The girl nodded slowly. “You are very good,” she said.

Jack shrugged away her comment. “I didn’t know where you were going,” he insinuated, “or how you came to be where you were, but I couldn’t stop, and of course I couldn’t leave you, so I just bundled you into the wagon and brought you along. I was bound for Wapakoneta but I’ve had to turn off to Fort Wayne instead, so that’s where we’re going. I hope it meets your approval.” He ended with a smile.

The girl understood that she was being questioned. She had determined what to say and she answered quickly, in fairly good English, noticing that Williams was listening as she spoke. “I come from Wapakoneta!”

Jack stared. “You mean you lived there with the Indians?”

“For many moons I have lived there. I know no other life but that.”

“You were a prisoner?”

“Prisoner! No! Yes! Perhaps you call it so. I think the Shawnees carry me away from somewhere when I am a child. I have lived with them ever since. They were good to me. I travel the long trail south with the chief Wilwiloway when that wicked white man kill him.”
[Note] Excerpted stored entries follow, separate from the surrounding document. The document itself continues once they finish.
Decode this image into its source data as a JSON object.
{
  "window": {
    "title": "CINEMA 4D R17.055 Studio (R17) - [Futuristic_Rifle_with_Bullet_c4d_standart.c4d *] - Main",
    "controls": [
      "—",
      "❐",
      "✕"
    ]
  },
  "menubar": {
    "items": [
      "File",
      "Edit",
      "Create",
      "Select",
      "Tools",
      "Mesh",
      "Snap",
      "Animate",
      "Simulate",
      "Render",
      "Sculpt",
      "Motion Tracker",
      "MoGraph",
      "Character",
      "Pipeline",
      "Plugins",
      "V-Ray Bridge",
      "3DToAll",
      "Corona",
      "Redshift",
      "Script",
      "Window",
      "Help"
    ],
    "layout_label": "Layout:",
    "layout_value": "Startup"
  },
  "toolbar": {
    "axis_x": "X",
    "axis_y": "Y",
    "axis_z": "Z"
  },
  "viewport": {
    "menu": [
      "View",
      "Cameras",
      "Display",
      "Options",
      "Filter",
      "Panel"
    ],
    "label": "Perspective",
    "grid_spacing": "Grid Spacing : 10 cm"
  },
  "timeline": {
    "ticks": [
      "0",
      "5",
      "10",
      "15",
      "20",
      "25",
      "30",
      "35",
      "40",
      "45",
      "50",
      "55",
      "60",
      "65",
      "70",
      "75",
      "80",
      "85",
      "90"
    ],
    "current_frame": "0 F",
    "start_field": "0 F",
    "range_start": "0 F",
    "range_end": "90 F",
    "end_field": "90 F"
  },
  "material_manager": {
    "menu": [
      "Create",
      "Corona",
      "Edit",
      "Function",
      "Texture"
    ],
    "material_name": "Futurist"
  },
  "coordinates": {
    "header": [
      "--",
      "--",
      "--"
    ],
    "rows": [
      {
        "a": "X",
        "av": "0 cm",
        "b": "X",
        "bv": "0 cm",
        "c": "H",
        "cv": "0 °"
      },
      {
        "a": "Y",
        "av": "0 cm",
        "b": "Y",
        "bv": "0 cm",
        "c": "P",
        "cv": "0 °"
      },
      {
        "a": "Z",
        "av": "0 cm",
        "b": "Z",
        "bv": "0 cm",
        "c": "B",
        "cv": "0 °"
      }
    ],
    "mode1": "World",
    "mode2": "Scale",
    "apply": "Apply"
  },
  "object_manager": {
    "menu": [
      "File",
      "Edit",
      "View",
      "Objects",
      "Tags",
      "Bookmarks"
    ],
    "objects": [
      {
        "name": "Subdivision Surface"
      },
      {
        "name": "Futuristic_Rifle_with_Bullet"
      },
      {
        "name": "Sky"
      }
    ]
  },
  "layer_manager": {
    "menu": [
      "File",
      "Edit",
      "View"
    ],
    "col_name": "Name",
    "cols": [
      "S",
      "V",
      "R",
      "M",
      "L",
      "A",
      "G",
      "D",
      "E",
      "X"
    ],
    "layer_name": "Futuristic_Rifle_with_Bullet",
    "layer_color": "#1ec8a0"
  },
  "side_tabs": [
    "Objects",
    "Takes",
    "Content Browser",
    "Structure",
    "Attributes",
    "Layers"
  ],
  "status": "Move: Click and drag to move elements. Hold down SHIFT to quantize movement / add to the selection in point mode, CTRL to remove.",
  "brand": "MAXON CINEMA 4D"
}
Jack’s face darkened. “It was a brutal murder,” he said, sharply, glancing at Williams. “It shall be punished. But what is your name? Where do your friends live? Where do you want to go?”

The girl shook her head. “I do not know what my name was before I came to the Shawnees,” she answered, slowly. “The Indians call me Bobapanawe.”

“Bobapanawe. That means ‘lightning,’ doesn’t it?” Jack laughed. “It suits you all right, but I’m afraid it’s too much of a mouthful. I’ll call you Bob, if you don’t object. I suppose you don’t know anything about your friends?”